I will be straight with you – this is not a perfectly made film. There are some noticeable continuity glitches, such as the rather abrupt shifting from day to night and back again. Personally, I’m willing to accept such snafus if the movie is entertaining enough to warrant it. Hell, Evil Dead had that problem, and I love the entire series. Plus, the ship itself just looks amazing, and that does tend to go a pretty long way in horror movies. It’s not really one of the better movies in the HROHFYSSBYD, but it’s still a fun movie, and in no way deserves the crap that seems to frequently gets slung its way (you know, on those rare occasions when anything at all gets slung its way).

One more thing. While this movie is not available yet on DVD (link to VHS below), you can supposedly see the whole movie at the link provided on the Youtube link. I can’t really confirm that at the moment, however, as the site seems to be temporarily on the fritz. Still, if it’s there when you go, be sure to check it out. It’s worth a viewing, at the very least.

Rating: ***


Saturday, April 4, 2009

The Deadly Spawn

If there’s ever a low budget monster Hall of Fame, the creatures from the Deadly Spawn absolutely deserve to be among the first inductees. On a budget of roughly twenty five grand, Douglas McKeown and company crafted some of the greatest looking monsters in film history, easily besting the lame CG monsters we often get in films today. Seriously, go check out, say, the monsters from the Underworld movies, and then come to this film, and tell me which look better to you.

This is a good thing, since the film operates on more of a premise than a plot. The story: aliens crash on earth, initially looking like large tadpoles with lots of teeth, and just growing more and more the longer they stay on the planet. Enter a small, relatively peaceful New Jersey family, whose cellar the alien fiends set up shop in, and who wind up getting chewed on a lot. The End.

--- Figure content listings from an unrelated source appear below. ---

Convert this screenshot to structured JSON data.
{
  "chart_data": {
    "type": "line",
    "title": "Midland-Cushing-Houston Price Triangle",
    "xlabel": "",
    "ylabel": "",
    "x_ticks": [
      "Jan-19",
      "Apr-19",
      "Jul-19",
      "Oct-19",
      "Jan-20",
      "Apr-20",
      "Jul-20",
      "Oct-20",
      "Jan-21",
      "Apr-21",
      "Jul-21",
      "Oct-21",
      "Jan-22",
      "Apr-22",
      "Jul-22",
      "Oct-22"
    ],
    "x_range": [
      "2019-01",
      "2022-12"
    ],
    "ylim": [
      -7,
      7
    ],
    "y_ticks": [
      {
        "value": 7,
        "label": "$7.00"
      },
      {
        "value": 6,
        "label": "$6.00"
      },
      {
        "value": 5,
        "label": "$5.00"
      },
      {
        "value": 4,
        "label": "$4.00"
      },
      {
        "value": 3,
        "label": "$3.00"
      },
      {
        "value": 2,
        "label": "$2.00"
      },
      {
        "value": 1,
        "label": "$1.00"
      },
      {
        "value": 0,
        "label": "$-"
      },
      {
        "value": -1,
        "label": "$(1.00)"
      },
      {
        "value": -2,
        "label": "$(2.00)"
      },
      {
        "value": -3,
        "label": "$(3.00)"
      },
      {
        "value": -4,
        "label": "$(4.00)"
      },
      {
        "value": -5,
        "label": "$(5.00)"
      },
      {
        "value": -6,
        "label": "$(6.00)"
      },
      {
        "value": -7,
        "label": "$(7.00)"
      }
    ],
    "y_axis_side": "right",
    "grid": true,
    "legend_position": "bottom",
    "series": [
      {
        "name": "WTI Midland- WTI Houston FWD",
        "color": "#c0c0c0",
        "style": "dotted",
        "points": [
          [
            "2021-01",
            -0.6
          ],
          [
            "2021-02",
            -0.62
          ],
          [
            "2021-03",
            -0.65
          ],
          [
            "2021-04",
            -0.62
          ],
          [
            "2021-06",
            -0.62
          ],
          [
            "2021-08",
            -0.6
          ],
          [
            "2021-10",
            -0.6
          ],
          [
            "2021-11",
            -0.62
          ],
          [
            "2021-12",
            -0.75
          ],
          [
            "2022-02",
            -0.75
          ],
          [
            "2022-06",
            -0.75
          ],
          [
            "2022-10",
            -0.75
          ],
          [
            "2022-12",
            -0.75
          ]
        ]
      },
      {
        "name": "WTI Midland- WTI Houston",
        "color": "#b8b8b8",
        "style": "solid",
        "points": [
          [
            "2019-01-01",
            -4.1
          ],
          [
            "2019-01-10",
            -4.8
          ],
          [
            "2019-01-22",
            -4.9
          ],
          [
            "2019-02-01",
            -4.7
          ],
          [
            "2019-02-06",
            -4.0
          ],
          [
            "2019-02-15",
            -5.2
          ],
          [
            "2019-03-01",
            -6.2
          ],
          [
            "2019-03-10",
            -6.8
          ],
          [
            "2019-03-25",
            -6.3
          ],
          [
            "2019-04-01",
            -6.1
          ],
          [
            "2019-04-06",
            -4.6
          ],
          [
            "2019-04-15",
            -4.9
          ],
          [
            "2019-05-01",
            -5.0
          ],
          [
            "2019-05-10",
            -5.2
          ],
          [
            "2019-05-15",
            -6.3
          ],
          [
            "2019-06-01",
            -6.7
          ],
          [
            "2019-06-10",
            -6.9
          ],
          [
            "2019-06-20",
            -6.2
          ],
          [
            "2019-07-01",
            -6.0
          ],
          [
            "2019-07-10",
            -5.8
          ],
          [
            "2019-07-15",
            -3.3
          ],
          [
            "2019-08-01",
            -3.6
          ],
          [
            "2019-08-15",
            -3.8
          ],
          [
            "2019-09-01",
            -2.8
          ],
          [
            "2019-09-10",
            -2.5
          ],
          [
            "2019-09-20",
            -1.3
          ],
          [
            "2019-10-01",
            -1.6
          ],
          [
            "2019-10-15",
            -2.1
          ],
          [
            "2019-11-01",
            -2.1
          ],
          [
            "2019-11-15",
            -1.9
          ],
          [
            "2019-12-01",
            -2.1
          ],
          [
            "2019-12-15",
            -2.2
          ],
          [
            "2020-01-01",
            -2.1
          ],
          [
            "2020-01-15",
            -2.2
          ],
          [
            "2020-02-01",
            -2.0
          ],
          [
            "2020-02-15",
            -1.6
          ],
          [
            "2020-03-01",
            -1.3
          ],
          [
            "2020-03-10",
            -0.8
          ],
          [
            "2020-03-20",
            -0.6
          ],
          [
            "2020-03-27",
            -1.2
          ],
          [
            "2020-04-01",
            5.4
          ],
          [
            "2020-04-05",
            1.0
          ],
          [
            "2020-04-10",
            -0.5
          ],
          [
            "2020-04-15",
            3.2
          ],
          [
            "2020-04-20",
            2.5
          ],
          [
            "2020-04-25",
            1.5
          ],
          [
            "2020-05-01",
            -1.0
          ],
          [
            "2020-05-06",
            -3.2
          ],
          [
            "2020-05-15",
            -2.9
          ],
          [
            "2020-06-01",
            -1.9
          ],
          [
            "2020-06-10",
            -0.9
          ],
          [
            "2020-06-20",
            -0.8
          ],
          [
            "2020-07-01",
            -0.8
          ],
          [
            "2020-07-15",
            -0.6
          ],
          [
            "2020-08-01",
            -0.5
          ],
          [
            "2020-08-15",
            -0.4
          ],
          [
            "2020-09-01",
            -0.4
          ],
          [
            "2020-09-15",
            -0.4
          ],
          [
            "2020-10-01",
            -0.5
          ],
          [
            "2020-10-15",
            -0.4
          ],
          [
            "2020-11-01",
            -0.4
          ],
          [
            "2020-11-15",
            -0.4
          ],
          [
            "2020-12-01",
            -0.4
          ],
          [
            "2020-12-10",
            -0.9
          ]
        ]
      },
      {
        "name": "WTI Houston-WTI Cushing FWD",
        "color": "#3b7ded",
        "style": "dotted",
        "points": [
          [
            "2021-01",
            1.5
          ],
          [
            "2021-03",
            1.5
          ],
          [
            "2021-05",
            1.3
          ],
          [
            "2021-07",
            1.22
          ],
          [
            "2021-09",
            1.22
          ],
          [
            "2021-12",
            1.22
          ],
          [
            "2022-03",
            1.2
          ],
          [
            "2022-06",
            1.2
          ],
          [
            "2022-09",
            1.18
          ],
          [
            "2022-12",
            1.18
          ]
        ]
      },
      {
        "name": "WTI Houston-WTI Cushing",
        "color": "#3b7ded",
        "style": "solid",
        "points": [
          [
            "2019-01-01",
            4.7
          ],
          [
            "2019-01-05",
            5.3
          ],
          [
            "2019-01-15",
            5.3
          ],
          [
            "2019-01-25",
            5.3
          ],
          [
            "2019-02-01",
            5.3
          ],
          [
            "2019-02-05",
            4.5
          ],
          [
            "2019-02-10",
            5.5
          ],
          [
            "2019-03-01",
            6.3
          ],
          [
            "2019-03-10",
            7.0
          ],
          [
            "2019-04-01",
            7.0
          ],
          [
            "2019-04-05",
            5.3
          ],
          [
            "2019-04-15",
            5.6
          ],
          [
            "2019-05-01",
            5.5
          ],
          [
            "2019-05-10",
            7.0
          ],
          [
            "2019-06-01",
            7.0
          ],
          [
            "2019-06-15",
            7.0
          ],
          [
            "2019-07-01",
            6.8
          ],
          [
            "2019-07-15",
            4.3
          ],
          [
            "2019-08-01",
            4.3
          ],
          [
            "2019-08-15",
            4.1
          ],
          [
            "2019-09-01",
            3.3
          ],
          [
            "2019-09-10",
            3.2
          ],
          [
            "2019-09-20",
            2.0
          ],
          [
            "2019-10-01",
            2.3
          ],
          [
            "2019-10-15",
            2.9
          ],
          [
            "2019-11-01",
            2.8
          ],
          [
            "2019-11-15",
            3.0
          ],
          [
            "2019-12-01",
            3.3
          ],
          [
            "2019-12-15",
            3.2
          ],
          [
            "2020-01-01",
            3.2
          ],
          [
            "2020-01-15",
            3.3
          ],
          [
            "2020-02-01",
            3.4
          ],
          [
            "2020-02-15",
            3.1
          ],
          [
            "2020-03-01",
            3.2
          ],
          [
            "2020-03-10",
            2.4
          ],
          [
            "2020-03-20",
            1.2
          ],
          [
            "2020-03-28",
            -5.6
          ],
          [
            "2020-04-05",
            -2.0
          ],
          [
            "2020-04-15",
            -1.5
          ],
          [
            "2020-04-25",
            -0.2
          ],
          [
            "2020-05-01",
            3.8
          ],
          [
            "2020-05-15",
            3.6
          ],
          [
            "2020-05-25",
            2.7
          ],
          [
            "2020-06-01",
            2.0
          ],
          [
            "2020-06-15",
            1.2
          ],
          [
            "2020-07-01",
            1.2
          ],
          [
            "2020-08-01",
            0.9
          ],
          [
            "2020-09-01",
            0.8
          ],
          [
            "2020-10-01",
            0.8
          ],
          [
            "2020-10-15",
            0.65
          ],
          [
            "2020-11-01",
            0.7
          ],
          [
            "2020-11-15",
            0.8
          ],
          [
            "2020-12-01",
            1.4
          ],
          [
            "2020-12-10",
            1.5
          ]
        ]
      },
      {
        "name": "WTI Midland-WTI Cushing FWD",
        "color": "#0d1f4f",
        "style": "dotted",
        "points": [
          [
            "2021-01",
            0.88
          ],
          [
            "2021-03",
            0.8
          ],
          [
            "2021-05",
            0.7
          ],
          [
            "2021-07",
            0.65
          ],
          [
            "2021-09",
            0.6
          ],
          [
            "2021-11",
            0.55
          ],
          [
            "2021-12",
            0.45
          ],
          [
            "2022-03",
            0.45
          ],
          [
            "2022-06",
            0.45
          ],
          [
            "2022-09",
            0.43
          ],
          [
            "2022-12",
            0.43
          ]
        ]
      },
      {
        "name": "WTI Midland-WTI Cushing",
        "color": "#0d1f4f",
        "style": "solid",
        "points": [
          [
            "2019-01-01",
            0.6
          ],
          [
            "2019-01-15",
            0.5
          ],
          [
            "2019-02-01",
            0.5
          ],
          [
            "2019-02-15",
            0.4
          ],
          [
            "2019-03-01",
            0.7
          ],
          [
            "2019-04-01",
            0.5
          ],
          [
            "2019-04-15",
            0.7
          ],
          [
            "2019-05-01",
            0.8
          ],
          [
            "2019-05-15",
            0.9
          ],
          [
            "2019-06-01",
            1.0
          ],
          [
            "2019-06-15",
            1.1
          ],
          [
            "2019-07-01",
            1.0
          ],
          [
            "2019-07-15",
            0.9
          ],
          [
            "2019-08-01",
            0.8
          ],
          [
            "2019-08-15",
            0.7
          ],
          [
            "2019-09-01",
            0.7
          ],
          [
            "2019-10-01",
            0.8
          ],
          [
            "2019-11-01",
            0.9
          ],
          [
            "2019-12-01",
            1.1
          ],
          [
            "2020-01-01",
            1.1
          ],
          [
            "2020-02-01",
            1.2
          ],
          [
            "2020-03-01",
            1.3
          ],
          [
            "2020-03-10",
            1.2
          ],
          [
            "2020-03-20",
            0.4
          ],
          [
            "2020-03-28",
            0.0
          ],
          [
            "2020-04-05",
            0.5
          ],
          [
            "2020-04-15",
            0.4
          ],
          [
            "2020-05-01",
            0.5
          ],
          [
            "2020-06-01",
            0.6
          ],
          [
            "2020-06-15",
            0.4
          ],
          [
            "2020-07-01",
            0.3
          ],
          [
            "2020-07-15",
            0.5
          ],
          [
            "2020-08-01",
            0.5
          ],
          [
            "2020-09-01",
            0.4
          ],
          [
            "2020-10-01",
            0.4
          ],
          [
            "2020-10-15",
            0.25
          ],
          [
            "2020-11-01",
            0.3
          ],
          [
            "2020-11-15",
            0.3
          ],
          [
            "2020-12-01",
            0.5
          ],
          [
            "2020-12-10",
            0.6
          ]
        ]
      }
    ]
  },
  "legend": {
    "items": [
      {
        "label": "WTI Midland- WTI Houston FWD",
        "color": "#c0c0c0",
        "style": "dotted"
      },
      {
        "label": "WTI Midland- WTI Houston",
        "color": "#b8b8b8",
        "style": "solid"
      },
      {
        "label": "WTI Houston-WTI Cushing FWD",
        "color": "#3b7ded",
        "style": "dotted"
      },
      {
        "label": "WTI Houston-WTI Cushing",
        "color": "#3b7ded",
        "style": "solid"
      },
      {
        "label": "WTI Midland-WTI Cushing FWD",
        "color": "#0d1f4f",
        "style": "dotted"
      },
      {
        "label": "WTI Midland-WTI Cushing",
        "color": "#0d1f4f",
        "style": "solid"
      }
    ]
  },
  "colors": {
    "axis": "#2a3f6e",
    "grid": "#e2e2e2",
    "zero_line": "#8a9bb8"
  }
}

So yeah, on paper it doesn’t really look like anything particularly special, but it’s simply a very fun, fairly gory 80s monster movie, in the grand tradition of the old 50s monster movies. The main character is a young kid, raised on such movies, who creates his own monster masks and is surprisingly well-equipped to deal with this onslaught. Somewhat less well-equipped are the boy’s parents, but hey, someone had to get eaten, right?

The eating, by the way, is easily the best part of the film, as it should be. Most movies like this, the actual violence is almost non-existent, or looks like shit. Not here. These bastards go around eating people’s heads, invading a vegetarian party full of old ladies (one of the best set-pieces in all of horrordom), and making blood splash all over the damn place. It is pure, unadulterated mayhem, and even though McKeown never went on to make anything else, this film shows he could easily have hung with horror standards like Craven or Hooper, had he wanted.